Par Léonard PIGEON, PDG www.stationagritechno.org
L’Afrique, avec une population qui dépasse les 1,3 milliards d’habitants, laquelle augmente à un rythme effarant de l’ordre de 1,2 naissance toutes les secondes, se retrouve insidieusement entraînée dans une équation exponentielle de dépendance face aux puissances agroalimentaires étrangères.
Chaque année, des navires comme celui-ci arrivent par milliers au port autonome de Dakar, Sénégal, alors qu’un fort pourcentage de leur cargaison est constitué de produits alimentaires inondant un marché dont la demande est en pleine croissance. Une réalité qui touche tous les pays d’Afrique sub-saharienne.
Depuis les dix dernières années, les importations du Sénégal connaissent ainsi une hausse constante d’environ 30% annuellement pour se placer à 358,7 milliards CFA (600 millions USD) au début 2018. (sources : APA News et ADiE)
Les produits alimentaires en provenance de l’Europe, mais aussi de la Chine ou de l’Amérique du Sud, dominent ce palmarès. Si ces produits alimentaires viennent combler une demande sans cesse croissante, conséquente d’une urbanisation rapide doublée d’un pouvoir d’achat accru d’une frange de plus en plus grande de la population, ils impactent sévèrement les initiatives nationales en matière de développement agricole : les produits locaux peinant à compétitionner ces produits d’importation.
Et pour cause ! Les prix vendant des produits d’importation, très majoritairement transformés, défient toute concurrence locale. Qui plus est, ces produits alimentaires d’importation bénéficient d’un support marketing tout aussi audacieux que séducteur avec à la base une mise en marché particulièrement bien huilée. Un modèle d’affaires typiquement occidental, mais pour lequel les locaux pourraient possiblement s’inspirer.
Dans ce marché africain, dont le gigantisme n’a d’égal que sa perméabilité, il était à prévoir qu’un tel phénomène se produise et s’intensifie rapidement. Dans un rapport publié en 2019 sur la souveraineté alimentaire de l’Afrique par l’ONG GRAIN, il est mentionné qu’au lendemain de la crise alimentaire de 2008-2009, plusieurs initiatives majeures visant à accroître la production alimentaire nationale avaient été lancées dans plusieurs pays, et aussi à l’échelle continentale, comme la stratégie « Nourrir l’Afrique » de la BAD. L’étude concluait malheureusement que, malgré quelques réussites, beaucoup de projets avaient avortés en cours de route.
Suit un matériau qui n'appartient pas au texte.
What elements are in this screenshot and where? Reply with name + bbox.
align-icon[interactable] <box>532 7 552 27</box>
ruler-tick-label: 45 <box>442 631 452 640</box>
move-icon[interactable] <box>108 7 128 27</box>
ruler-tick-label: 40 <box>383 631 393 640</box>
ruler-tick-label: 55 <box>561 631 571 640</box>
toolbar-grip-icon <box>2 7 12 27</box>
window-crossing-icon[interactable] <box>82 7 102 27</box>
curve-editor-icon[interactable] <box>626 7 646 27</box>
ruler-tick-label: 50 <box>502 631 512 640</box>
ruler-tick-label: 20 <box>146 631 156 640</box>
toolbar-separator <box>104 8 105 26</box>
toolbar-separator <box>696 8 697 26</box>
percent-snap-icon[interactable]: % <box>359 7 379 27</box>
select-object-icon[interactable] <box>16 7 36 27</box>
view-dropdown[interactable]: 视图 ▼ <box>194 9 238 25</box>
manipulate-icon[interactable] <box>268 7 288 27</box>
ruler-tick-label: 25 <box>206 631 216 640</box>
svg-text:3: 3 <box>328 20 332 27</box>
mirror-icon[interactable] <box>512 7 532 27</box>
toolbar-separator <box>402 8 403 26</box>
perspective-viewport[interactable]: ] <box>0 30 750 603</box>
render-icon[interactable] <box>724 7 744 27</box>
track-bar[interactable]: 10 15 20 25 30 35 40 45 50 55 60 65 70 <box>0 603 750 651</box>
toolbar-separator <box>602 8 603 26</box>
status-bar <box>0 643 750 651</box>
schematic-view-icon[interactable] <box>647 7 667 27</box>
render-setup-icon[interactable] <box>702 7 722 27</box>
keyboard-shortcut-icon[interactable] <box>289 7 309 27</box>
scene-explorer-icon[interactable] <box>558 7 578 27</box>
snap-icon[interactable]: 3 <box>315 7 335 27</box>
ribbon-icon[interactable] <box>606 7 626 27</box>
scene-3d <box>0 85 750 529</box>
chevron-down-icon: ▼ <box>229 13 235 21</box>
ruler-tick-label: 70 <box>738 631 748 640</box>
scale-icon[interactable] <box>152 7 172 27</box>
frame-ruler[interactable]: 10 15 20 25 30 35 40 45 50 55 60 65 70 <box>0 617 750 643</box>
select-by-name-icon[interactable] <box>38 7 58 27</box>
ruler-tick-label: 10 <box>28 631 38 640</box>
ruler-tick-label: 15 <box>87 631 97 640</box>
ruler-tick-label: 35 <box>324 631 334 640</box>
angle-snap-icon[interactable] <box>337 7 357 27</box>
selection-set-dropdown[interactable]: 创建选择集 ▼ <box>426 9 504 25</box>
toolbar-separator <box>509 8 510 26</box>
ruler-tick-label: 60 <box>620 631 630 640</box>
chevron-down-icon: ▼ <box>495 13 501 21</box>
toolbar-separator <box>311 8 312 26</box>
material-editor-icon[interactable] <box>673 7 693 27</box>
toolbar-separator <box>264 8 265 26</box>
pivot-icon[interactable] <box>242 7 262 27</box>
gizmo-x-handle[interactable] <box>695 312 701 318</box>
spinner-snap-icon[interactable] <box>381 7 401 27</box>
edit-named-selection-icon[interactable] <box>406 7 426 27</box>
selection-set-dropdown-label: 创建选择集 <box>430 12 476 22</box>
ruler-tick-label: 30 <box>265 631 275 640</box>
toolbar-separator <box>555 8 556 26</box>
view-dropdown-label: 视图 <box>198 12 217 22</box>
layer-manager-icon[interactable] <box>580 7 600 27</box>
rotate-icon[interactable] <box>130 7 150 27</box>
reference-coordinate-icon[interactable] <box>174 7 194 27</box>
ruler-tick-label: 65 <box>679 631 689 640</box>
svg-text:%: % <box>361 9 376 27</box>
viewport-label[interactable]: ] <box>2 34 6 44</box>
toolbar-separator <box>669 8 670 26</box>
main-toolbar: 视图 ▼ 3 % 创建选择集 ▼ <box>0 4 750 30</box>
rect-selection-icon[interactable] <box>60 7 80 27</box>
Les États africains doivent humblement reconnaître un certain laxisme face à un tel cas de figure. On aura beau pointer du doigt les changements climatiques, le manque de moyens financiers, etc., mais le véritable cœur du problème, quant à lui, constitue une énigme pour l’ensemble de la population, alors que c’est un secret de Polichinelle dans les sphères du pouvoir. Mais comme le dit le célèbre proverbe : « Il n’est jamais trop tard pour bien faire. »
Mais comment s’y prendre ? Par quel bout commencer pour espérer juguler une telle dépendance alimentaire alors que la pandémie COVID-19 frappe brutalement à toutes les portes, avec toutes les conséquences que l’on ose à peine imaginer à ce stade-ci ?
Comment structurer son agriculture afin d’atteindre une autosuffisance alimentaire 365 jours par an tout en s’assurant que cette nouvelle agriculture demeure viable dans un contexte de libre-concurrence qui domine toutes les autres règles ?
Les efforts déployés pour neutraliser COVID-19 fournissent possiblement des pistes de solutions efficaces. Nous y reviendrons prochainement.